Dabei wurde, wie aus Regierungskreisen zu vernehmen ist, im Laufe der interministeriellen Abstimmung mit Google das Projekt Datenzentrum in mehrfacher Hinsicht hinterfragt, verbessert oder es wird nach Verbesserungen gesucht. Dass Google zum Betrieb der Anlage ausschließlich erneuerbar erzeugten Strom nutzt, sei noch nicht vorgesehen gewesen, als Etienne Schneider das Vorhaben anbahnen half, bemerkte der Fedil-Direktor vergangene Woche. Das handelte erst Claude Turmes mit Google aus. Zu klären bleibt noch, inwieweit Google auch in Luxemburg grünen Strom produzieren lässt. Das ist deshalb so wichtig, weil nur daheim erzeugter Strom garantiert der Luxemburger Klimabilanz gutgeschrieben wird. Kauft Google grünen Strom im Ausland, ist das nicht so sicher.
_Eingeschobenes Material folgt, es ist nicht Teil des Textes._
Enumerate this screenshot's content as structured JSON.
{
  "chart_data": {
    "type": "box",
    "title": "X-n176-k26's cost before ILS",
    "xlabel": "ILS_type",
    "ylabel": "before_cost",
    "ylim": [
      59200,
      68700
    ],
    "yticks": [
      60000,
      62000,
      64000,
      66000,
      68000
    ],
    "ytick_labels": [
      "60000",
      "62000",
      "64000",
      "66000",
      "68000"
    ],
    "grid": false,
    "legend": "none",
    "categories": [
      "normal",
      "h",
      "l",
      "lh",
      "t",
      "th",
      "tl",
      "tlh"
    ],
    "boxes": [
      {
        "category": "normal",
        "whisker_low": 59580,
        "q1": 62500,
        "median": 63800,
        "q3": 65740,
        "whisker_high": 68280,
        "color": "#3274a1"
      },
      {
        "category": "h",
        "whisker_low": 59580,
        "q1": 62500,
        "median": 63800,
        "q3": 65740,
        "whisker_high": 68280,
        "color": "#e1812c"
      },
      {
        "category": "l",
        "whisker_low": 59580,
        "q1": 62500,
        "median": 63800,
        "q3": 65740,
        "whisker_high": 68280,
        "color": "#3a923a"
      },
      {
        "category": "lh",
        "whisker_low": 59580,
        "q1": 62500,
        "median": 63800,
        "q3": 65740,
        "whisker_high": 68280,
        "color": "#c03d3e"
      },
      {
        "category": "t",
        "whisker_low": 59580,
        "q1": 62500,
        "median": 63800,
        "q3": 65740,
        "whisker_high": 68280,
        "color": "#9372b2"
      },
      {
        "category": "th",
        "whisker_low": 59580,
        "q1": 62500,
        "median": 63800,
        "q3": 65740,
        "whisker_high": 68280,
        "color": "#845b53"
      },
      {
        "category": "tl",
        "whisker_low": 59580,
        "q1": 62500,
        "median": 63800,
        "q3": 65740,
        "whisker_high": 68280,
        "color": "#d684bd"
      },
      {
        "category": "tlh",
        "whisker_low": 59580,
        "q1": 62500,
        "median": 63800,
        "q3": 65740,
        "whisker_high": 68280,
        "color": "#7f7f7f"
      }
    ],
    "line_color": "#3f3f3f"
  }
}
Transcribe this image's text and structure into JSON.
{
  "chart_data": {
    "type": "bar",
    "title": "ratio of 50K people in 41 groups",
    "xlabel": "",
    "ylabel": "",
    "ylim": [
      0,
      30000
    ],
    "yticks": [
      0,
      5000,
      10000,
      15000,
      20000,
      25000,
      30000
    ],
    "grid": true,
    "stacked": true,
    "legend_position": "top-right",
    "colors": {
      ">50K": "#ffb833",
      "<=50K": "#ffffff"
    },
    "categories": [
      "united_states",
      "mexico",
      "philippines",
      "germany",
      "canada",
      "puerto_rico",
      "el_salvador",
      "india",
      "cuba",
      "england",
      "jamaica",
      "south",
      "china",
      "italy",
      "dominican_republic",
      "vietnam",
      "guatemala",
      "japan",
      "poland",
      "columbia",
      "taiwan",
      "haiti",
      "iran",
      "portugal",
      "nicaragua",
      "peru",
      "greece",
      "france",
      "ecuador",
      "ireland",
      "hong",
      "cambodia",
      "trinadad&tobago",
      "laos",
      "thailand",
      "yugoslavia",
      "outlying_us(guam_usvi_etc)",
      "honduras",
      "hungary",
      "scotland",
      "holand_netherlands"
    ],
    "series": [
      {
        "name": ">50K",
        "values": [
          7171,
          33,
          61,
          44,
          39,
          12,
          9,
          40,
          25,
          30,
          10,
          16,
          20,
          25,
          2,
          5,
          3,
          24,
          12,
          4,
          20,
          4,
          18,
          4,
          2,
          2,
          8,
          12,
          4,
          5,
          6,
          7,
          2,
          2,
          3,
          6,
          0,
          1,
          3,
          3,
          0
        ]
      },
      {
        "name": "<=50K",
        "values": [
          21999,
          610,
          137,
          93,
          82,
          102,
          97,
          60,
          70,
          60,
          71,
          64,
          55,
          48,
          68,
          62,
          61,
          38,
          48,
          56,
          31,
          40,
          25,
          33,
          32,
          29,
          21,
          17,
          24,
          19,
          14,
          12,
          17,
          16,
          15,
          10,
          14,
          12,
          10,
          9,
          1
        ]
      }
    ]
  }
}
Diskussionen gab und gibt es um die Wasserfrage: Trinkwasser soll Google zum Kühlen der Anlage nicht nutzen. Woraufhin der Internetkonzern mit seinen Ingenieurbüros unter anderem eine Wasserentnahme aus der Atert prüfte, aber verwarf, weil das den Fluss zu stark beansprucht hätte. Zurzeit wird über Nutzung von Alzette-Wasser nachgedacht. Claude Turmes verlangt von Google neben hoher Energieeffizienz auch innovative Kühlkonzepte in der Serverfarm.

Ob technische Lösungen schnell genug gefunden werden, könnte am Ende darüber entscheiden, ob auch das Google-Projekt doch in die Mühlen der Politik gerät. Dass ein „Nachhaltigkeitscheck“ für industrielle Neuansiedlungen eingeführt werden soll, steht immerhin im Koalitionsprogramm der Regierung. Zumindest die Grünen wünschen sich in Zukunft nur noch „Rifkin-konforme“ neue Industriebetriebe, was immer das genau sein soll. Dass Diskussionen aufkommen, im Laufe derer sich auch die Prozeduren um das Datenzentrum in die Länge ziehen, scheint nicht ausgeschlossen.

Wissen müsse man, sagt der Fedil-Direktor: „Investoren aus der Industrie sind im Allgemeinen bereit, sich noch mal neu zu orientieren. Sie suchen vielleicht auch noch mal das Gespräch mit Herrn Fayot. Aber wenn sich dann nichts tut, dann war es das, dann kommt der nächste Standort.“ Geschähe das mit Google, „dann wäre das ein schwerer Schlag für unsere Glaubwürdigkeit“.